Ia bersama timnya mengajari para petani untuk membuat pupuk organik hayati sendiri. Pupuk dibuat dengan bahan-bahan yang mudah didapat dengan harga yang murah sehingga mampu menekan biaya produksi dan memudahkan proses pembuatan. Bahan yang diperlukan adalah kecambah, gula merah, tebu, bekatul, tepung ikan, tepung jagung telur, agar-agar, air kelapa , dan air mineral, yang dicampur dalam proporsi tertentu. “Yang penting bahan harus dimasak dulu agar bebas dari bakteri, setelah dingin baru dimasukkan mikroba Beyonic StarTmik dan dibiarkan selama tiga minggu,” kata Anton. 

Pembuatan POH secara mandiri dapat mengurangi biaya produksi cukup signifikan. Harga pupuk cair bisa mencapai Rp100 ribu per liter, membuat POH hanya perlu dana Rp8.000 hingga Rp1.000 per liter POH. Alat pengolahnya pun cukup terjangkau senilai sepuluh juta rupiah dan dapat dipakai bersama. Kelebihan tersebut mendorong petani di desa Sewukan dan Desa Madyogondo antusias mengikuti pelatihan pembuatannya. 
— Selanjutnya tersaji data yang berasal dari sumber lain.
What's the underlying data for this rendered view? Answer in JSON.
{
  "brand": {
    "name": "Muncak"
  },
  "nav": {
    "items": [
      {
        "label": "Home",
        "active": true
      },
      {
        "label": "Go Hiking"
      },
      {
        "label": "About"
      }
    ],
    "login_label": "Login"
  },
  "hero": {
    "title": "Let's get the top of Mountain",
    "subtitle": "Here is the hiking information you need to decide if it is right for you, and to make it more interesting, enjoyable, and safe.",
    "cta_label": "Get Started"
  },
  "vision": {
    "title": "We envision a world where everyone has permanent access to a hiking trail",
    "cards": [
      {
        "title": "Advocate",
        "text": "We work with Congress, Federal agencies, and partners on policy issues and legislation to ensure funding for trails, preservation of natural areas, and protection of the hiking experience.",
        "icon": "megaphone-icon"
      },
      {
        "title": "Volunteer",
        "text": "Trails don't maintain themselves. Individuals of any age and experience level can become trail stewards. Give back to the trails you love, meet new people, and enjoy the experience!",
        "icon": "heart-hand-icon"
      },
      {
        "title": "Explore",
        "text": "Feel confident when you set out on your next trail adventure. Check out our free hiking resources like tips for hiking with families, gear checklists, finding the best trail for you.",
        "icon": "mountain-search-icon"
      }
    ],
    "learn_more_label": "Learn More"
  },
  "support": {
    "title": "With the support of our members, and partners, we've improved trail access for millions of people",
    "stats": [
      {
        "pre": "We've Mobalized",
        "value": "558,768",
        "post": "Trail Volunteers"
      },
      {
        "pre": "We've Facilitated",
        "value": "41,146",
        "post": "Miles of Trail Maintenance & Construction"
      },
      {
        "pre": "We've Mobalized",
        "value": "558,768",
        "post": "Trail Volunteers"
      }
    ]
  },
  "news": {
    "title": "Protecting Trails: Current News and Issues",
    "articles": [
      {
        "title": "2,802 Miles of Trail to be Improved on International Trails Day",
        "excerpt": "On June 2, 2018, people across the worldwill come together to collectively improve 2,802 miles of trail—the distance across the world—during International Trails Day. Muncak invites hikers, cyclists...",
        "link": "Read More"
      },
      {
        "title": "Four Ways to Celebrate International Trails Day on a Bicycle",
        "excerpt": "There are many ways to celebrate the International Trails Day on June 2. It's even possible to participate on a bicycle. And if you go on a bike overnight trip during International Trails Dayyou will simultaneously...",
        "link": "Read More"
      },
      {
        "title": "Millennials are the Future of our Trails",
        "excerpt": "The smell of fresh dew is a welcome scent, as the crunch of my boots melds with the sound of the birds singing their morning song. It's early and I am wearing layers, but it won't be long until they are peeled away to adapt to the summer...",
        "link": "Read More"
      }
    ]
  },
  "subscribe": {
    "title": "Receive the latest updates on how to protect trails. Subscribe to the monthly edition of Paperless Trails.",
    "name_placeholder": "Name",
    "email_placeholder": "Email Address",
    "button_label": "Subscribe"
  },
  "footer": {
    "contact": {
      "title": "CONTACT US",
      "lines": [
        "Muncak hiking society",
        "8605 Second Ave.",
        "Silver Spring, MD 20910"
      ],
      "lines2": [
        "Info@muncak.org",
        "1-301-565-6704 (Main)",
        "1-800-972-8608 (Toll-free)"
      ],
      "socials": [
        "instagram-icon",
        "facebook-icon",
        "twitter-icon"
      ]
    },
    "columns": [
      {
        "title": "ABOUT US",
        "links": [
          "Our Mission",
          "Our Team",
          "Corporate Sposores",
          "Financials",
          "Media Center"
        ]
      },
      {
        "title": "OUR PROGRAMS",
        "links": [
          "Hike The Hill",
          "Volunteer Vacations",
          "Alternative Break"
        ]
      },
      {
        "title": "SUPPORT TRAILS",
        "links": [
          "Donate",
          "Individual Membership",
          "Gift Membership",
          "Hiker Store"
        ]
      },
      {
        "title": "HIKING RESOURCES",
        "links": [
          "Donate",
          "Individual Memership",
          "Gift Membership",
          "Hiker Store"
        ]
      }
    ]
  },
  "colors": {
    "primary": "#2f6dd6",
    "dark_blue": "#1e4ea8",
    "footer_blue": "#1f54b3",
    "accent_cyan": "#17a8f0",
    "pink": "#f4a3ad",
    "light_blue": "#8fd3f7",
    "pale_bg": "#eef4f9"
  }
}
Sudianto salah satu warga berharap hasil panennya akan meningkat setelah menggunakan POH. Anton menunjukkan keberhasilan penggunan POH di Desa Cimelati, Sukabumi, Jawa Barat. 

“Awalnya produksi sayur hanya sembilan ton per hektar, setelah menggunakan POH menjadi 12 juta per hektar,” ungkapnya. 

Namun yang patut diperhatikan pula menurut Anton adalah bahan, cara, dan alat yang digunakan. 

“Bahan yang dibutuhkan baik dari hewan atau tumbuhan harus disiapkan secara alami tanpa perlakuan kimia sebelumnya,” jelas Anton. 

Kegiatan ini juga diisi dengan simulasi teknik pengemasan holtikultura (sayur mayur dan buah-buahan) oleh Ervika Rahayu N. H. dari Balai Penelitian Teknologi Bahan Alam. Ia memperkenalkan macam-macam teknik pengemasan seperti heat sealer, vacuum, alat pengemas bertekanan danactive packaging. Menurutnya fungsi pengemasan penting untuk melindungi produk pangan dari kerusakan akibab kelembaban, jamur, kotoran, dan cahaya serta meningkatkan efisiensi dan identitas produk. 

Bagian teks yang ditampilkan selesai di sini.